Compared with other courses and certificates that are more focused on data science and machine learning, obtaining this certificate can make you different, that is, how to use Tableau to showcase your data science discoveries.
Google machine learning certification
The last certification (perhaps the most difficult) is from Google. If you are a machine learning engineer, then you better have this certificate. If you are a data scientist who only focuses on models, then this certificate can also enable you to further deploy and engineering. This certification will test your understanding of the following main complex concepts:
Defining the ML problem
Develop ML model
Build an ML solution
Automate and orchestrate ML pipelines
Prepare and process data
Monitor, optimize and maintain ML solutions
You can choose the beta version certification, and you can get Google Cloud certification after passing it, you can save 40% of the cost, and you can also get Google exclusive custom clothing. The name of this certificate is: Professional Machine Learning Engineer BETA.

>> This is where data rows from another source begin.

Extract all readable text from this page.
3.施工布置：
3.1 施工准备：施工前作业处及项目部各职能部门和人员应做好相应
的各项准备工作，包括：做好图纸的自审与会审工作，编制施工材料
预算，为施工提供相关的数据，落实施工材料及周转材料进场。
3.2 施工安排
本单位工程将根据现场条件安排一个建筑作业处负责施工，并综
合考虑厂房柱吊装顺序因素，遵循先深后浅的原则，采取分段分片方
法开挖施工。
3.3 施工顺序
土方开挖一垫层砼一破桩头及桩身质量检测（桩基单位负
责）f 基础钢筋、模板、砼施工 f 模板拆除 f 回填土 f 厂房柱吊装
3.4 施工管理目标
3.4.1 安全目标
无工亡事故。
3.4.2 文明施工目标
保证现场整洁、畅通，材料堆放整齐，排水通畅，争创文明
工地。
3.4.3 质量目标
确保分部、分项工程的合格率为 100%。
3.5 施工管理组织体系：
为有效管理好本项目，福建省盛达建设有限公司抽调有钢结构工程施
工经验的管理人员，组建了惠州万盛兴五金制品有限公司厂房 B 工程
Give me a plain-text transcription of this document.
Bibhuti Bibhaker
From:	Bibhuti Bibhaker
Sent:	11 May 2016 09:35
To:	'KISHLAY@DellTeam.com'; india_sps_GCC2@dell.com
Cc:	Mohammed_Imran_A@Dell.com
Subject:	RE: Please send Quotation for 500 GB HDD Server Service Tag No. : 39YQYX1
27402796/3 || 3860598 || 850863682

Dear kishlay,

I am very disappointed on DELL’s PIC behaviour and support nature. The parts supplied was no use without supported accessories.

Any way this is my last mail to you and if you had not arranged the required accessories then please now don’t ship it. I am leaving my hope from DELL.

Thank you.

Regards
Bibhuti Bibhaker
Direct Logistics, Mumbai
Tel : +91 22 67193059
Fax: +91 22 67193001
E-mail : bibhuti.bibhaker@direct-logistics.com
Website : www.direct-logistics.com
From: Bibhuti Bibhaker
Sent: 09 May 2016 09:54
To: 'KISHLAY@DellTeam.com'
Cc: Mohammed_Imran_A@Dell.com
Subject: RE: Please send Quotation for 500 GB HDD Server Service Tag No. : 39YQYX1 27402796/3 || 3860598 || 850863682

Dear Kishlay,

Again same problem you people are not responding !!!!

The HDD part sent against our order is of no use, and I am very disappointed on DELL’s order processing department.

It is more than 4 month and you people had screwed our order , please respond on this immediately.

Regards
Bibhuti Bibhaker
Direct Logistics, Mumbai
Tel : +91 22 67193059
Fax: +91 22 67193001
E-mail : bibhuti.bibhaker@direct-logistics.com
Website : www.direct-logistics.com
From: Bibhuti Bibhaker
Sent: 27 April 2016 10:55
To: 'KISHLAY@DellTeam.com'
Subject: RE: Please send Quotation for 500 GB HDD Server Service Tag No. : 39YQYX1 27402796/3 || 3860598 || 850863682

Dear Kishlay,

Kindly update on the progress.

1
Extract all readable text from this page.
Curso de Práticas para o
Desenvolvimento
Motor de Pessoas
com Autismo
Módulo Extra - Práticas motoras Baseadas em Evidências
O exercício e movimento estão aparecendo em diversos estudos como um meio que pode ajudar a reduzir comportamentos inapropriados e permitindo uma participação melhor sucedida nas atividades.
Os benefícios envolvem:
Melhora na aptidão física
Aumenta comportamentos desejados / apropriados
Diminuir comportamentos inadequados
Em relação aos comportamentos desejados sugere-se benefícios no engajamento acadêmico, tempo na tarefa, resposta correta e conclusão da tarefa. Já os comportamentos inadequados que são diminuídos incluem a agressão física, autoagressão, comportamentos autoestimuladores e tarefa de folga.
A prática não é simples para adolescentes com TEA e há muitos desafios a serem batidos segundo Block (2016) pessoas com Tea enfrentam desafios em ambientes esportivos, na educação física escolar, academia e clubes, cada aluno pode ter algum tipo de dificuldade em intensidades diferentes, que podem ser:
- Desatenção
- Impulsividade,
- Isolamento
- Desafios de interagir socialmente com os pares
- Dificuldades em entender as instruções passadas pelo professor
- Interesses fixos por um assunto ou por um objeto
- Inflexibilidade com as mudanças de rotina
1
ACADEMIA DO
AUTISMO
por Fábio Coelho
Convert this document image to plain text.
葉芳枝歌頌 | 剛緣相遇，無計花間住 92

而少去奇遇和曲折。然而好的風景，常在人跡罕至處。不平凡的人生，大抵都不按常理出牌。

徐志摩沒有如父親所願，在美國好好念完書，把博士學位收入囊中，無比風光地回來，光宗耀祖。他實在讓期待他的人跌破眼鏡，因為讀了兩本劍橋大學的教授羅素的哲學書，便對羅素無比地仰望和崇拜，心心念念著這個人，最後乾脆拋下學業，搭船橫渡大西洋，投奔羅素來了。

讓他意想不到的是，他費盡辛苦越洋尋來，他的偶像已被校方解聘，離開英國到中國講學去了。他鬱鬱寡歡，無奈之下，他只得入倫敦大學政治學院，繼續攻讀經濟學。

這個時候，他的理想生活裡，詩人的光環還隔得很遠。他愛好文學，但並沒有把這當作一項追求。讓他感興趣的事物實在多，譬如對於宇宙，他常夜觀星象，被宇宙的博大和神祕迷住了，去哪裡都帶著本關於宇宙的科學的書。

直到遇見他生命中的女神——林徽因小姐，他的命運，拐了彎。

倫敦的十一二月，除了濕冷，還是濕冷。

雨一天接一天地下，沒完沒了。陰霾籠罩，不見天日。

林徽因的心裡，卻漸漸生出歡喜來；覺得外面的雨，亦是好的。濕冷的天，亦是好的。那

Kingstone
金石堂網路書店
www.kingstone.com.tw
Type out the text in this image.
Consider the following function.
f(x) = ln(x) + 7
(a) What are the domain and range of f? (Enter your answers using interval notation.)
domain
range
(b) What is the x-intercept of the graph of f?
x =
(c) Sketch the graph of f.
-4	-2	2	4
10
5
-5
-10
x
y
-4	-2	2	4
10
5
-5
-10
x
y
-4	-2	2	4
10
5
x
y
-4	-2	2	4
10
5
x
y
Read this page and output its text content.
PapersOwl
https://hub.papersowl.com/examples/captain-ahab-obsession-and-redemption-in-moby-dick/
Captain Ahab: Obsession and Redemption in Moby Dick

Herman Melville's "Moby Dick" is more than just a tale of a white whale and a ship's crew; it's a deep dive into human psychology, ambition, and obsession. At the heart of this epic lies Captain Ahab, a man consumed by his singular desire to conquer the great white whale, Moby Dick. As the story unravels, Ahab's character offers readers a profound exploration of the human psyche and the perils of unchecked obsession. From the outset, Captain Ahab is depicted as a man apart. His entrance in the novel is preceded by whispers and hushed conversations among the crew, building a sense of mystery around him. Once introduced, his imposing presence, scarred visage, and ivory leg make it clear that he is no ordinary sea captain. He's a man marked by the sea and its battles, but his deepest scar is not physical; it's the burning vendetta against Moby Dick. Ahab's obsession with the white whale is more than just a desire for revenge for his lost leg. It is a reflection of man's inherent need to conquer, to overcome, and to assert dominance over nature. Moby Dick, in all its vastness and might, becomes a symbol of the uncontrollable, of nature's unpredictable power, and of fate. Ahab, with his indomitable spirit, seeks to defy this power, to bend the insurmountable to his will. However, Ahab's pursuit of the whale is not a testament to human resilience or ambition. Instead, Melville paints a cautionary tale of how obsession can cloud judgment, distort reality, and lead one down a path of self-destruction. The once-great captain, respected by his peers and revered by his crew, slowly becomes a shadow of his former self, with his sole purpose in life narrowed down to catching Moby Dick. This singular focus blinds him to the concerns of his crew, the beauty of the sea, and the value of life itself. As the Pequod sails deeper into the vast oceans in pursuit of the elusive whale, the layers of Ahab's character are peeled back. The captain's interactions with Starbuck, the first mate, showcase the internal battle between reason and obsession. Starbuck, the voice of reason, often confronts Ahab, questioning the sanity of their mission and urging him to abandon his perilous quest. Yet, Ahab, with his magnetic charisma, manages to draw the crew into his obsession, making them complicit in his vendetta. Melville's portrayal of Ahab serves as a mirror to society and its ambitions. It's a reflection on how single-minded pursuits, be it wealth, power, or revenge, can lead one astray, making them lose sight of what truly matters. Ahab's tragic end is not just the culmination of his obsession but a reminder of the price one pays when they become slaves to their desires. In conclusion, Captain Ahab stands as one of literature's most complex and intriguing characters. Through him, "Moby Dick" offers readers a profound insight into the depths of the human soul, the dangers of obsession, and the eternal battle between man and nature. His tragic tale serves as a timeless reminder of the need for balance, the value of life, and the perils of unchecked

The main goals of the exam are some very useful concepts, and every data scientist or machine learning engineer who has passed the exam will eventually benefit a lot. Some of the key goals are:
Define machine learning problems by translating new business challenges into ML use cases;
Use SDLC (software development life cycle) best practices to build ML solution architecture;
Data preparation and processing by designing data pipelines;
ML model development and mass production;
ML pipeline automation and orchestration with CI (Continuous Integration)/CD (Continuous Delivery) testing and deployment;
Monitoring, optimization and maintenance of ML solutions with performance tuning and model retraining logos.
It can be seen that this certification is very complex and covers the difficult core areas of data science and machine learning.
to sum up
To become a good data scientist, you don't need to complete all these courses or obtain all the certificates, but these certifications can bring you a huge improvement in different ways.